Auflassungsanspruch; Besserberechtigter; Bodenreform; Bodenreformeigentümer; Bodenreformerbe; Bodenreformgrundstück; bodenreformrechtliche Beschränkungen; Erbe; Erblasser; Genehmigung; Miterben; Rechtsvorgänger; Redlichkeit; Verzicht; Volleigentum; Zuteilung; Zuweisung

1. Erben eines Bodenreformeigentümers, die nach Art. 233 § 11 Abs. 2 Satz 1 Nr. 2 Fall 1 EGBGB Eigentümer des ehemaligen Bodenreformgrundstücks geworden sind, können einem vermögensrechtlichen Rückübertragungsanspruch den redlichen Erwerb ihres Rechtsvorgängers nach § 4 Abs. 2 VermG entgegenhalten, wenn sie nach Art. 233 § 12 Abs. 3 EGBGB zuteilungsfähig sind und kein Besserberechtigter im Sinne des Art. 233 § 12 Abs. 2 EGBGB vorhanden ist (wie Urteil vom 19. Oktober 2000 - BVerwG 7 C 91.99 - Buchholz 428 § 2 VermG Nr. 49).

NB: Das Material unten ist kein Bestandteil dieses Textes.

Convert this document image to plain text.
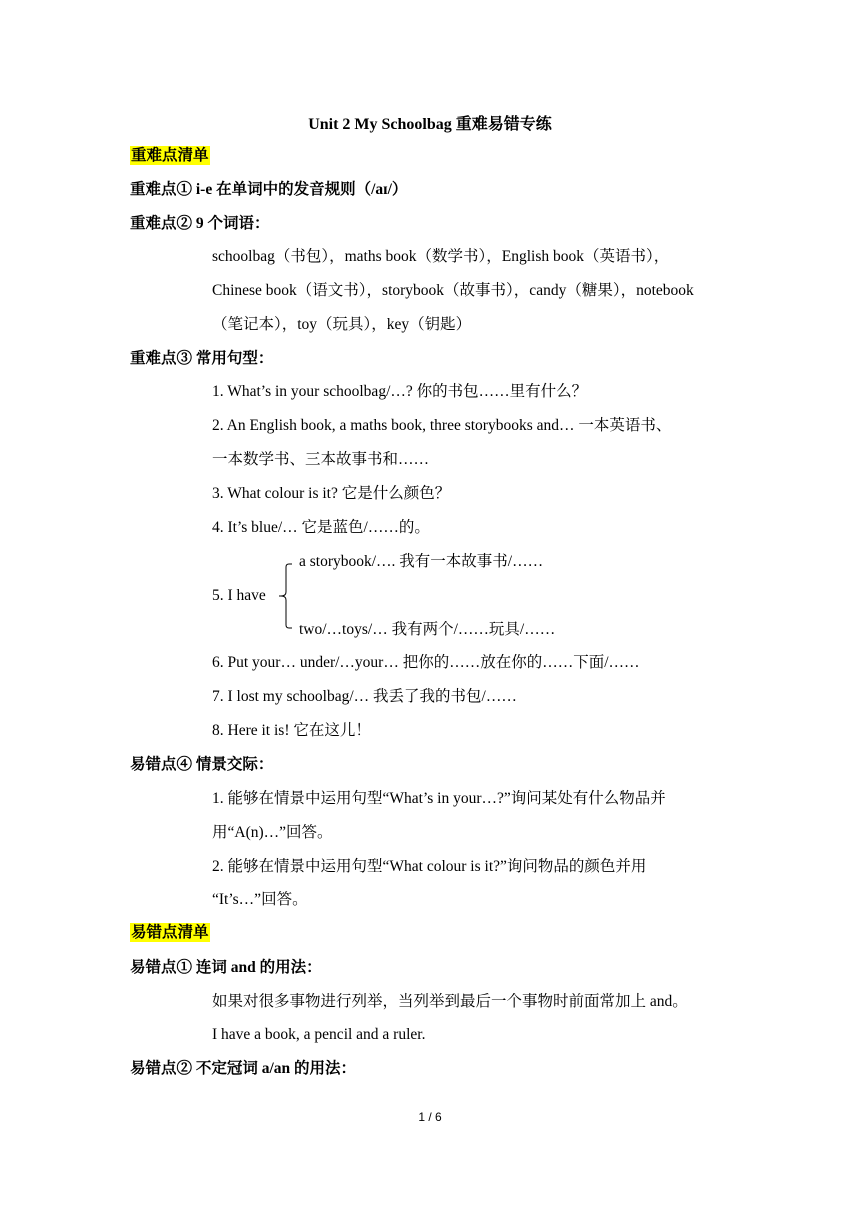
Unit 2 My Schoolbag 重难易错专练
重难点清单
重难点① i-e 在单词中的发音规则（/aɪ/）
重难点② 9 个词语：
schoolbag（书包），maths book（数学书），English book（英语书），
Chinese book（语文书），storybook（故事书），candy（糖果），notebook
（笔记本），toy（玩具），key（钥匙）
重难点③ 常用句型：
1. What’s in your schoolbag/…? 你的书包……里有什么？
2. An English book, a maths book, three storybooks and… 一本英语书、
一本数学书、三本故事书和……
3. What colour is it? 它是什么颜色？
4. It’s blue/… 它是蓝色/……的。
a storybook/…. 我有一本故事书/……
5. I have
two/…toys/… 我有两个/……玩具/……
6. Put your… under/…your… 把你的……放在你的……下面/……
7. I lost my schoolbag/… 我丢了我的书包/……
8. Here it is! 它在这儿！
易错点④ 情景交际：
1. 能够在情景中运用句型“What’s in your…?”询问某处有什么物品并
用“A(n)…”回答。
2. 能够在情景中运用句型“What colour is it?”询问物品的颜色并用
“It’s…”回答。
易错点清单
易错点① 连词 and 的用法：
如果对很多事物进行列举，当列举到最后一个事物时前面常加上 and。
I have a book, a pencil and a ruler.
易错点② 不定冠词 a/an 的用法：
1 / 6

2. Die Besserberechtigung eines anderen steht einem Schutz der Erben durch § 4 Abs. 2 VermG auch dann entgegen, wenn der Besserberechtigte auf seinen Auflassungsanspruch nach Art. 233 § 11 Abs. 3 EGBGB oder auf dessen Durchsetzung verzichtet hat.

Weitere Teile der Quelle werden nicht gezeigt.